A link between asthma and violence?

X-ray of lungs and chest

Asthma morbidity is disproportionately high in low-income, inner-city communities. According to the Asthma and Allergy Foundation of America, African Americans are three times more likely to die from asthma, and African-American women have the highest asthma mortality rate of all groups.
Studies have shown that exposure to community violence has been associated with asthma morbidity of children living in inner-city neighborhoods, and a recent Penn Medicine study has found a correlation between exposure to violence and hospitalizations and emergency room visits in adults, as well.

Andrea Apter, chief of the Section of Allergy and Immunology in the Division of Pulmonary, Allergy, and Critical Care Medicine at Penn Medicine and lead author of the study, says she was interested in the effects of community violence on adults with asthma in part because of the association found with children, but also because of her experiences as a doctor and time she spent working as a secondary school teacher.

“As a doctor, you see patients who are poor and patients who are very sick and you want to do something about it,” she says. “I have been interested in health disparities for a long time. Patients who are minorities or poor are vulnerable to these sorts of things.”

Apter’s study, published in the September issue of The Journal of Allergy & Clinical Immunology, examined with prospective longitudinal data whether exposure to community violence is independently associated with asthma-related health outcomes in adults. Partial funding came from the National Institutes of Health.

For their research, Apter and colleagues surveyed 397 adults from the Philadelphia area, most of whom were African-American women with moderate to severe asthma and earning less than $30,000 per year. More than half had an asthma-related emergency department visit in the year before enrolling in the study, and about a third had been hospitalized for asthma in that interval.

Patients were asked if they had witnessed any violence in their neighborhoods in the past six months.

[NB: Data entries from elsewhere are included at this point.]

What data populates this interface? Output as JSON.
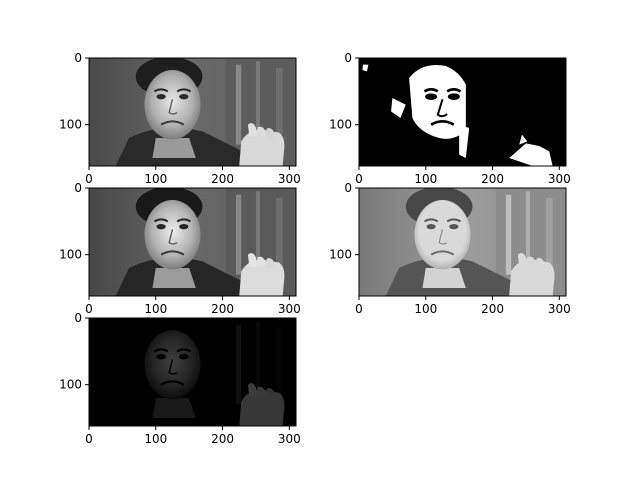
{
  "chart_data": [
    {
      "type": "image",
      "filter": "grayscale",
      "image_width": 310,
      "image_height": 162,
      "x_ticks": [
        0,
        100,
        200,
        300
      ],
      "y_ticks": [
        0,
        100
      ],
      "x_tick_labels": [
        "0",
        "100",
        "200",
        "300"
      ],
      "y_tick_labels": [
        "0",
        "100"
      ]
    },
    {
      "type": "image",
      "filter": "binary-threshold",
      "image_width": 310,
      "image_height": 162,
      "x_ticks": [
        0,
        100,
        200,
        300
      ],
      "y_ticks": [
        0,
        100
      ],
      "x_tick_labels": [
        "0",
        "100",
        "200",
        "300"
      ],
      "y_tick_labels": [
        "0",
        "100"
      ]
    },
    {
      "type": "image",
      "filter": "grayscale-enhanced",
      "image_width": 310,
      "image_height": 162,
      "x_ticks": [
        0,
        100,
        200,
        300
      ],
      "y_ticks": [
        0,
        100
      ],
      "x_tick_labels": [
        "0",
        "100",
        "200",
        "300"
      ],
      "y_tick_labels": [
        "0",
        "100"
      ]
    },
    {
      "type": "image",
      "filter": "brightened",
      "image_width": 310,
      "image_height": 162,
      "x_ticks": [
        0,
        100,
        200,
        300
      ],
      "y_ticks": [
        0,
        100
      ],
      "x_tick_labels": [
        "0",
        "100",
        "200",
        "300"
      ],
      "y_tick_labels": [
        "0",
        "100"
      ]
    },
    {
      "type": "image",
      "filter": "darkened",
      "image_width": 310,
      "image_height": 162,
      "x_ticks": [
        0,
        100,
        200,
        300
      ],
      "y_ticks": [
        0,
        100
      ],
      "x_tick_labels": [
        "0",
        "100",
        "200",
        "300"
      ],
      "y_tick_labels": [
        "0",
        "100"
      ]
    }
  ]
}
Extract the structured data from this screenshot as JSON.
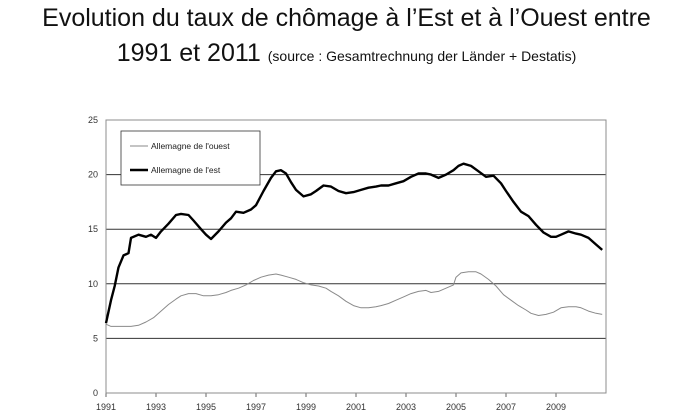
{
  "header": {
    "title_line1": "Evolution du taux de chômage à l’Est et à l’Ouest entre",
    "title_line2": "1991 et 2011",
    "source": "(source : Gesamtrechnung der Länder + Destatis)"
  },
  "chart_data": {
    "type": "line",
    "title": "Evolution du taux de chômage à l’Est et à l’Ouest entre 1991 et 2011",
    "xlim": [
      1991,
      2011
    ],
    "ylim": [
      0,
      25
    ],
    "xticks": [
      "1991",
      "1993",
      "1995",
      "1997",
      "1999",
      "2001",
      "2003",
      "2005",
      "2007",
      "2009"
    ],
    "yticks": [
      "0",
      "5",
      "10",
      "15",
      "20",
      "25"
    ],
    "grid": "horizontal",
    "legend_position": "top-left",
    "series": [
      {
        "name": "Allemagne de l'ouest",
        "color": "#8a8a8a",
        "x": [
          1991.0,
          1991.2,
          1991.5,
          1991.8,
          1992.0,
          1992.3,
          1992.6,
          1992.9,
          1993.2,
          1993.5,
          1993.8,
          1994.0,
          1994.3,
          1994.6,
          1994.9,
          1995.2,
          1995.5,
          1995.8,
          1996.0,
          1996.3,
          1996.6,
          1996.9,
          1997.2,
          1997.5,
          1997.8,
          1998.0,
          1998.3,
          1998.6,
          1998.9,
          1999.2,
          1999.5,
          1999.8,
          2000.0,
          2000.3,
          2000.6,
          2000.9,
          2001.2,
          2001.5,
          2001.8,
          2002.0,
          2002.3,
          2002.6,
          2002.9,
          2003.2,
          2003.5,
          2003.8,
          2004.0,
          2004.3,
          2004.6,
          2004.9,
          2005.0,
          2005.2,
          2005.5,
          2005.8,
          2006.0,
          2006.3,
          2006.6,
          2006.9,
          2007.2,
          2007.5,
          2007.8,
          2008.0,
          2008.3,
          2008.6,
          2008.9,
          2009.2,
          2009.5,
          2009.8,
          2010.0,
          2010.3,
          2010.6,
          2010.85
        ],
        "values": [
          6.3,
          6.1,
          6.1,
          6.1,
          6.1,
          6.2,
          6.5,
          6.9,
          7.5,
          8.1,
          8.6,
          8.9,
          9.1,
          9.1,
          8.9,
          8.9,
          9.0,
          9.2,
          9.4,
          9.6,
          9.9,
          10.3,
          10.6,
          10.8,
          10.9,
          10.8,
          10.6,
          10.4,
          10.1,
          9.9,
          9.8,
          9.6,
          9.3,
          8.9,
          8.4,
          8.0,
          7.8,
          7.8,
          7.9,
          8.0,
          8.2,
          8.5,
          8.8,
          9.1,
          9.3,
          9.4,
          9.2,
          9.3,
          9.6,
          9.9,
          10.6,
          11.0,
          11.1,
          11.1,
          10.9,
          10.4,
          9.8,
          9.0,
          8.5,
          8.0,
          7.6,
          7.3,
          7.1,
          7.2,
          7.4,
          7.8,
          7.9,
          7.9,
          7.8,
          7.5,
          7.3,
          7.2
        ]
      },
      {
        "name": "Allemagne de l'est",
        "color": "#000000",
        "x": [
          1991.0,
          1991.2,
          1991.35,
          1991.5,
          1991.7,
          1991.9,
          1992.0,
          1992.3,
          1992.6,
          1992.8,
          1993.0,
          1993.2,
          1993.5,
          1993.8,
          1994.0,
          1994.3,
          1994.5,
          1994.8,
          1995.0,
          1995.2,
          1995.5,
          1995.8,
          1996.0,
          1996.2,
          1996.5,
          1996.8,
          1997.0,
          1997.3,
          1997.6,
          1997.8,
          1998.0,
          1998.2,
          1998.4,
          1998.6,
          1998.9,
          1999.2,
          1999.4,
          1999.7,
          2000.0,
          2000.3,
          2000.6,
          2000.9,
          2001.2,
          2001.5,
          2001.8,
          2002.0,
          2002.3,
          2002.6,
          2002.9,
          2003.2,
          2003.5,
          2003.8,
          2004.0,
          2004.3,
          2004.6,
          2004.9,
          2005.1,
          2005.3,
          2005.6,
          2005.9,
          2006.2,
          2006.5,
          2006.8,
          2007.0,
          2007.3,
          2007.6,
          2007.9,
          2008.2,
          2008.5,
          2008.8,
          2009.0,
          2009.2,
          2009.5,
          2009.8,
          2010.0,
          2010.3,
          2010.6,
          2010.85
        ],
        "values": [
          6.4,
          8.5,
          9.8,
          11.5,
          12.6,
          12.8,
          14.2,
          14.5,
          14.3,
          14.5,
          14.2,
          14.8,
          15.5,
          16.3,
          16.4,
          16.3,
          15.8,
          15.0,
          14.5,
          14.1,
          14.8,
          15.6,
          16.0,
          16.6,
          16.5,
          16.8,
          17.2,
          18.5,
          19.7,
          20.3,
          20.4,
          20.1,
          19.3,
          18.6,
          18.0,
          18.2,
          18.5,
          19.0,
          18.9,
          18.5,
          18.3,
          18.4,
          18.6,
          18.8,
          18.9,
          19.0,
          19.0,
          19.2,
          19.4,
          19.8,
          20.1,
          20.1,
          20.0,
          19.7,
          20.0,
          20.4,
          20.8,
          21.0,
          20.8,
          20.3,
          19.8,
          19.9,
          19.2,
          18.5,
          17.5,
          16.6,
          16.2,
          15.4,
          14.7,
          14.3,
          14.3,
          14.5,
          14.8,
          14.6,
          14.5,
          14.2,
          13.6,
          13.1
        ]
      }
    ]
  }
}
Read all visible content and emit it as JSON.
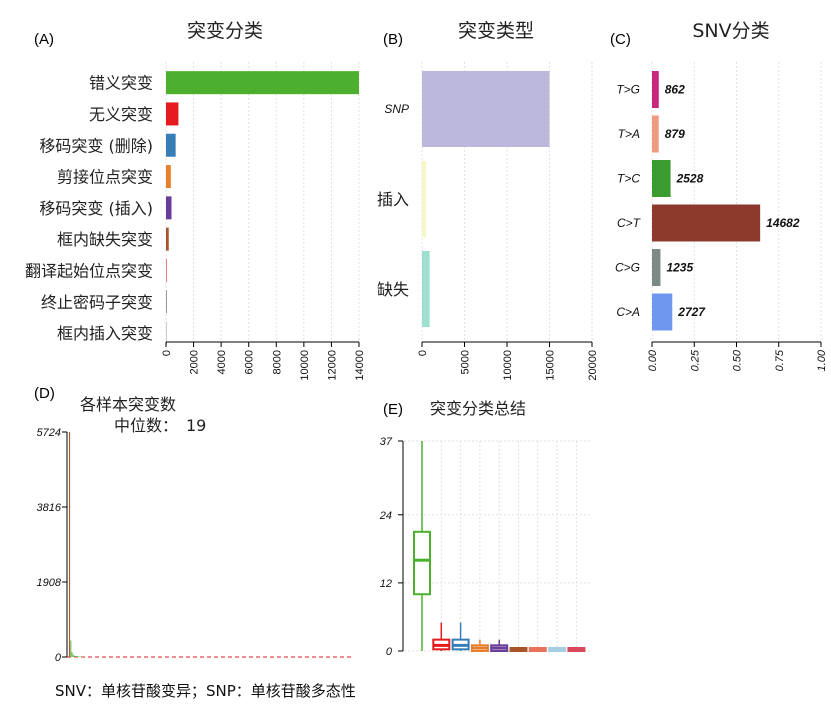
{
  "figure": {
    "footnote": "SNV：单核苷酸变异；SNP：单核苷酸多态性"
  },
  "chart_data": [
    {
      "id": "A",
      "type": "bar",
      "orientation": "horizontal",
      "panel_label": "(A)",
      "title": "突变分类",
      "categories": [
        "错义突变",
        "无义突变",
        "移码突变 (删除)",
        "剪接位点突变",
        "移码突变 (插入)",
        "框内缺失突变",
        "翻译起始位点突变",
        "终止密码子突变",
        "框内插入突变"
      ],
      "values": [
        14000,
        900,
        700,
        350,
        400,
        200,
        60,
        20,
        10
      ],
      "colors": [
        "#4daf2e",
        "#e41a1c",
        "#377eb8",
        "#e87f2c",
        "#6a3d9a",
        "#a65628",
        "#f08080",
        "#999999",
        "#cccccc"
      ],
      "xlim": [
        0,
        14000
      ],
      "xticks": [
        0,
        2000,
        4000,
        6000,
        8000,
        10000,
        12000,
        14000
      ]
    },
    {
      "id": "B",
      "type": "bar",
      "orientation": "horizontal",
      "panel_label": "(B)",
      "title": "突变类型",
      "categories": [
        "SNP",
        "插入",
        "缺失"
      ],
      "values": [
        15000,
        200,
        900
      ],
      "colors": [
        "#bcb8dc",
        "#f5f7c4",
        "#9de0cf"
      ],
      "xlim": [
        0,
        20000
      ],
      "xticks": [
        0,
        5000,
        10000,
        15000,
        20000
      ]
    },
    {
      "id": "C",
      "type": "bar",
      "orientation": "horizontal",
      "panel_label": "(C)",
      "title": "SNV分类",
      "categories": [
        "T>G",
        "T>A",
        "T>C",
        "C>T",
        "C>G",
        "C>A"
      ],
      "counts": [
        862,
        879,
        2528,
        14682,
        1235,
        2727
      ],
      "fractions": [
        0.04,
        0.04,
        0.11,
        0.64,
        0.05,
        0.12
      ],
      "colors": [
        "#c9267e",
        "#ee9c80",
        "#3a9b2e",
        "#8b3a2c",
        "#7c8984",
        "#6f97ef"
      ],
      "xlim": [
        0,
        1
      ],
      "xticks": [
        "0.00",
        "0.25",
        "0.50",
        "0.75",
        "1.00"
      ]
    },
    {
      "id": "D",
      "type": "bar",
      "panel_label": "(D)",
      "title": "各样本突变数",
      "median_label": "中位数：",
      "median": "19",
      "ylim": [
        0,
        5724
      ],
      "yticks": [
        "0",
        "1908",
        "3816",
        "5724"
      ],
      "values": [
        5724,
        420,
        130,
        60,
        35,
        25,
        20,
        18,
        15,
        12,
        10,
        8
      ],
      "colors": [
        "#4daf2e",
        "#e41a1c"
      ]
    },
    {
      "id": "E",
      "type": "box",
      "panel_label": "(E)",
      "title": "突变分类总结",
      "ylim": [
        0,
        37
      ],
      "yticks": [
        "0",
        "12",
        "24",
        "37"
      ],
      "boxes": [
        {
          "min": 0,
          "q1": 10,
          "median": 16,
          "q3": 21,
          "max": 37,
          "color": "#4daf2e"
        },
        {
          "min": 0,
          "q1": 0.3,
          "median": 1,
          "q3": 2,
          "max": 5,
          "color": "#e41a1c"
        },
        {
          "min": 0,
          "q1": 0.3,
          "median": 1,
          "q3": 2,
          "max": 5,
          "color": "#377eb8"
        },
        {
          "min": 0,
          "q1": 0,
          "median": 0.5,
          "q3": 1,
          "max": 2,
          "color": "#e87f2c"
        },
        {
          "min": 0,
          "q1": 0,
          "median": 0.5,
          "q3": 1,
          "max": 2,
          "color": "#6a3d9a"
        },
        {
          "min": 0,
          "q1": 0,
          "median": 0,
          "q3": 0.4,
          "max": 0.6,
          "color": "#a65628"
        },
        {
          "min": 0,
          "q1": 0,
          "median": 0,
          "q3": 0.4,
          "max": 0.6,
          "color": "#e8735a"
        },
        {
          "min": 0,
          "q1": 0,
          "median": 0,
          "q3": 0.4,
          "max": 0.6,
          "color": "#a6cee3"
        },
        {
          "min": 0,
          "q1": 0,
          "median": 0,
          "q3": 0.4,
          "max": 0.6,
          "color": "#d9475d"
        }
      ]
    }
  ]
}
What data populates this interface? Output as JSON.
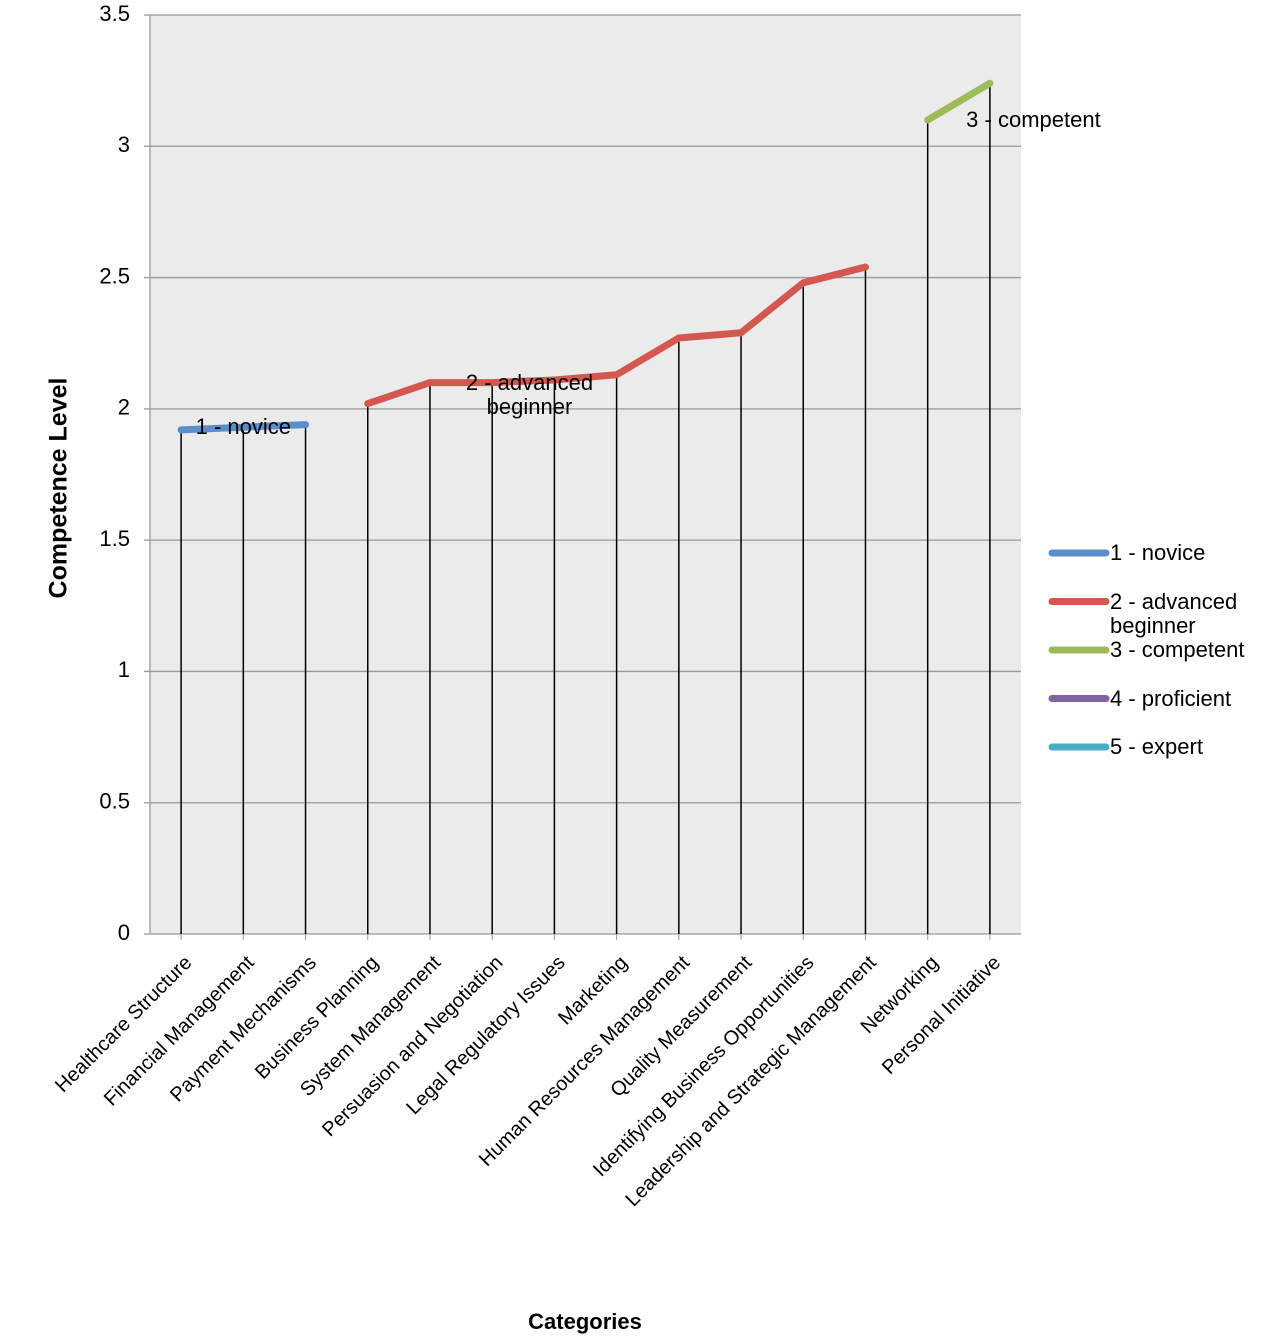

If they answered, “Yes,” they were further questioned about whether the violence involved a fight in which a weapon was used, a violent argument between neighbors, a gang fight, a sexual assault or rape, a robbery or mugging, or “other.” Patients were then followed for 26 weeks.

Ninety-one participants reported exposure to community violence, with 39 respondents reporting observing at least two types of violence. Fifty witnessed a fight in which a weapon was used, 43 saw a violent argument between neighbors, 11 witnessed a gang fight, two witnessed a sexual assault or rape, 21 witnessed a robbery or mugging and 33 checked “other,” which ranged from murder to shootings to vandalism of cars to domestic and drug-related violence.

The study concluded that asthma-related quality of life was lower in participants exposed to violence. While Apter says the research does not show cause and effect—meaning exposure to community violence did not cause a severe asthmatic reaction—she finds it alarming how living in violent communities can impact all aspects of life.

“It’s speculated, because we don’t know, that exposure to violence causes stress, and we know that stress impacts on health, but we don’t know how,” she says. Low-income neighborhoods also often have inadequate housing, schools, transportation, access to grocery stores and pharmacies and high pollution rates, which could also contribute to asthmatic reactions.

Apter says solutions lie in improving patient care to eliminate health disparities, increasing education, fighting segregation in low-income communities and neighborhoods dichotomized by income levels and providing more jobs.

From a medical standpoint, she says physicians could be more aware about the living environments of their patients.

“We need to take into account the context of people’s lives,” she says.